Roth has published broadly in machine learning, natural language processing, knowledge representation and reasoning, and learning theory, and has developed advanced machine learning based tools for natural language applications that are being used widely. Roth was the Editor-in-Chief of the Journal of Artificial Intelligence Research (JAIR) and a program chair of AAAI, ACL, and CoNLL. Roth has been involved in several startups; most recently he was a co-founder and chief scientist of NexLP, a startup that leverages the latest advances in Natural Language Processing (NLP), Cognitive Analytics, and Machine Learning in the legal and compliance domains. NexLP was acquired by Reveal in 2020. Prof. Roth received his B.A Summa cum laude in Mathematics from the Technion, Israel, and his Ph.D. in Computer Science from Harvard University in 1995.

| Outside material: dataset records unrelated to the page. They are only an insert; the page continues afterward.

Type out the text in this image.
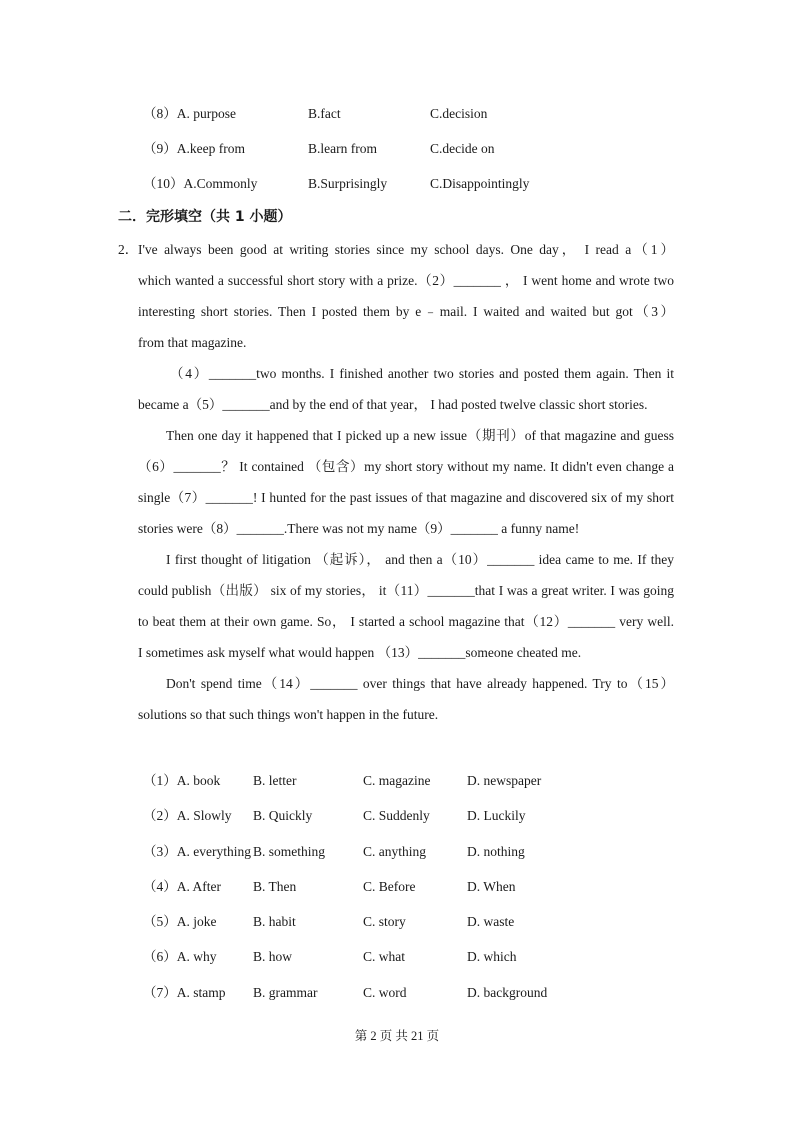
（8）A. purpose	B.fact	C.decision
（9）A.keep from	B.learn from	C.decide on
（10）A.Commonly	B.Surprisingly	C.Disappointingly
二．完形填空（共 1 小题）
2． I've always been good at writing stories since my school days. One day， I read a（1）
which wanted a successful short story with a prize.（2）_______ ， I went home and wrote two
interesting short stories. Then I posted them by e﹣mail. I waited and waited but got（3）
from that magazine.
（4）_______two months. I finished another two stories and posted them again. Then it
became a（5）_______and by the end of that year， I had posted twelve classic short stories.
Then one day it happened that I picked up a new issue（期刊）of that magazine and guess
（6）_______？ It contained （包含）my short story without my name. It didn't even change a
single（7）_______! I hunted for the past issues of that magazine and discovered six of my short
stories were（8）_______.There was not my name（9）_______ a funny name!
I first thought of litigation （起诉）， and then a（10）_______ idea came to me. If they
could publish（出版） six of my stories， it（11）_______that I was a great writer. I was going
to beat them at their own game. So， I started a school magazine that（12）_______ very well.
I sometimes ask myself what would happen （13）_______someone cheated me.
Don't spend time（14）_______ over things that have already happened. Try to（15）
solutions so that such things won't happen in the future.
（1）A. book B. letter	C. magazine	D. newspaper
（2）A. Slowly B. Quickly	C. Suddenly	D. Luckily
（3）A. everything B. something	C. anything	D. nothing
（4）A. After B. Then	C. Before	D. When
（5）A. joke	B. habit	C. story	D. waste
（6）A. why	B. how	C. what	D. which
（7）A. stamp B. grammar	C. word	D. background
第 2 页 共 21 页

University of Houston and Bloomberg, USA


Thamar Solorio is a  Professor of Computer Science at the University of Houston (UH) and she is also a visiting scientist at Bloomberg LP. She holds graduate degrees in Computer Science from the Instituto Nacional de Astrofísica, Óptica y Electrónica, in Puebla, Mexico. Her research interests include information extraction from social media data, enabling technology for code-switched data, stylistic modeling of text and more recently multimodal approaches for online content understanding. She is the director and founder of the Research in Text Understanding and Language Analysis Lab at UH. She is the recipient of an NSF CAREER award for her work on authorship attribution, and recipient of the 2014 Emerging Leader ABIE Award in Honor of Denice Denton. She is serving a second term as an elected board member of the North American Chapter of the Association of Computational Linguistics.

Moderator QA Session


Technical University Darmstadt, Germany


Iryna Gurevych (PhD 2003, U. Duisburg-Essen, Germany) is professor of Computer Science and director of the Ubiquitous Knowledge Processing (UKP) Lab at the Technical University (TU) of Darmstadt in Germany. Her main research interests are in machine learning for large-scale language understanding and text semantics. Iryna’s work has received numerous awards. Examples are the ACL fellow award 2020 and the ever-first Hessian LOEWE Distinguished Chair award (2,5 mil. Euro) in 2021. Iryna is co-director of the NLP program within ELLIS, a European network of excellence in machine learning. She is currently the vice-president of the Association of Computational Linguistics. Very recently, Iryna has won one of the highly-coveted “ERC Advanced Grants” and received 2.5 million euros from the European Research Council (ERC) for her project “InterText – Modeling Text as a Living Object in a Cross-Document Context”.